Le capitaine Norse se surprit à pouvoir repérer sur l’armure de son adversaire des détails qu’il ne devrait pas pouvoir discerner : la couleur des lanières de cuir, les bosselures sur sa cuirasse, et la balafre qui parcourait son menton. Il n’y avait pas que le Guerrier du Chaos, les pierres de la muraille de Gottliebschloss devant lui apparurent plus claires.

 

Autour de lui, les combattants luttèrent avec de moins en moins de hargne, déconcentrés par quelque chose en l’air. Il jeta un bref coup d’œil par réflexe, et fut complètement subjugué par ce qu’il vit.

 

-         Ulric me foudroie… murmura-t-il en Norse.

 

C’était impossible, impensable et pourtant… Dans le ciel, les nuages noirs étaient en train de s’écarter, révélant au milieu des étoiles un soleil. Une boule dorée, flamboyante comme l’astre du jour, dont les rayons éclairèrent rapidement toute la plaine et la forêt environnante aussi fort qu’au douzième coup de midi.

 

Bientôt, plus personne ne bougea.
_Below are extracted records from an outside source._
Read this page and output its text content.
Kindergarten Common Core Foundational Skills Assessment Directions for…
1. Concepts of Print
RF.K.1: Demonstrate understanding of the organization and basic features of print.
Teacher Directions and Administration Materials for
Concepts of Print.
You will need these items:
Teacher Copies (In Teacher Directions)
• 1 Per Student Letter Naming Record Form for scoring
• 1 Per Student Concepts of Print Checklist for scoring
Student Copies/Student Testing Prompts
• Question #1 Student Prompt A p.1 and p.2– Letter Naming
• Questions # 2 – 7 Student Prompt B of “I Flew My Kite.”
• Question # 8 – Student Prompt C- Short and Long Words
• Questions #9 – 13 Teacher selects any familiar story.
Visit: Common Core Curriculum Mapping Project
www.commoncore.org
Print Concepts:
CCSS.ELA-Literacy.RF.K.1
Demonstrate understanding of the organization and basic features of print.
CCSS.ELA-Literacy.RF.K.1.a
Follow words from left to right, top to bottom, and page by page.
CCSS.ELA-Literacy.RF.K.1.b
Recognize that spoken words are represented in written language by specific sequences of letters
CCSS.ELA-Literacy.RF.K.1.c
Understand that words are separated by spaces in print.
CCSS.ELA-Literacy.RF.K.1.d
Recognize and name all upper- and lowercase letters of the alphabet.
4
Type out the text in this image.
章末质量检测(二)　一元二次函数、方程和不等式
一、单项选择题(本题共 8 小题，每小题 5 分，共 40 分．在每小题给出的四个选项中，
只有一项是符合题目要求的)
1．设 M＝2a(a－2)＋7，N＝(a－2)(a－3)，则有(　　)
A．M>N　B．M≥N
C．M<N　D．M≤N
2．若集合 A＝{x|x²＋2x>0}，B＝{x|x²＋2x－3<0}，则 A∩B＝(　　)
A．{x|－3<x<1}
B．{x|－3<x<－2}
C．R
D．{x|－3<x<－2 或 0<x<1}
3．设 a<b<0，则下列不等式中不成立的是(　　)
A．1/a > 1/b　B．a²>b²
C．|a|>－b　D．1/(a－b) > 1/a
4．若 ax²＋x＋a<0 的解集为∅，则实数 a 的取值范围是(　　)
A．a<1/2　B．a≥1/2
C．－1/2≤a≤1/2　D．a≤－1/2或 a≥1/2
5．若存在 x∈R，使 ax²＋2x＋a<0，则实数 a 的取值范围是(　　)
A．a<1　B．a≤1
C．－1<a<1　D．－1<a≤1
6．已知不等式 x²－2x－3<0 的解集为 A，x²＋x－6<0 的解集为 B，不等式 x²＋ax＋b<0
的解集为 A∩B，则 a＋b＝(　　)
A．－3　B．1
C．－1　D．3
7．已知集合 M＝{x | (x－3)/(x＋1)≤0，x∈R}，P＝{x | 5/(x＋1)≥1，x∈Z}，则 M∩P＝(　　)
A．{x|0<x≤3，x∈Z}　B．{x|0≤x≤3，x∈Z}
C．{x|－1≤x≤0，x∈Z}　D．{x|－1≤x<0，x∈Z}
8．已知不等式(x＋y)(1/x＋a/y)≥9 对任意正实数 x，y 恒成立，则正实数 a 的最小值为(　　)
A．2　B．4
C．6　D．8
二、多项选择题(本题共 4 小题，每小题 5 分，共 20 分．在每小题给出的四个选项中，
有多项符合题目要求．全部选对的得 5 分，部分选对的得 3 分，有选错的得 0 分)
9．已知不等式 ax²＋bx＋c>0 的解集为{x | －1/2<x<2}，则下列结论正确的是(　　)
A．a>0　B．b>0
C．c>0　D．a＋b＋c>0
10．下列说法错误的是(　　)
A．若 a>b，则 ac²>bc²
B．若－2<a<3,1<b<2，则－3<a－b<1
Un grand silence s’abattit sur tout le périmètre. C’était trop aberrant pour tout le monde. Hallbjörn distingua alors quelque chose d’autre qui émettait une forte lumière au sommet de la plus haute tour.

 

 

Les prisonniers Humains, toujours enfermés dans les cages de la cour, retinrent aussi leur souffle. Dame Franzseska Gottlieb et ses deux enfants repérèrent d’où venait cette lumière. Marjan s’exclama :

 

-         Mère ! Regardez ! Un... un ange !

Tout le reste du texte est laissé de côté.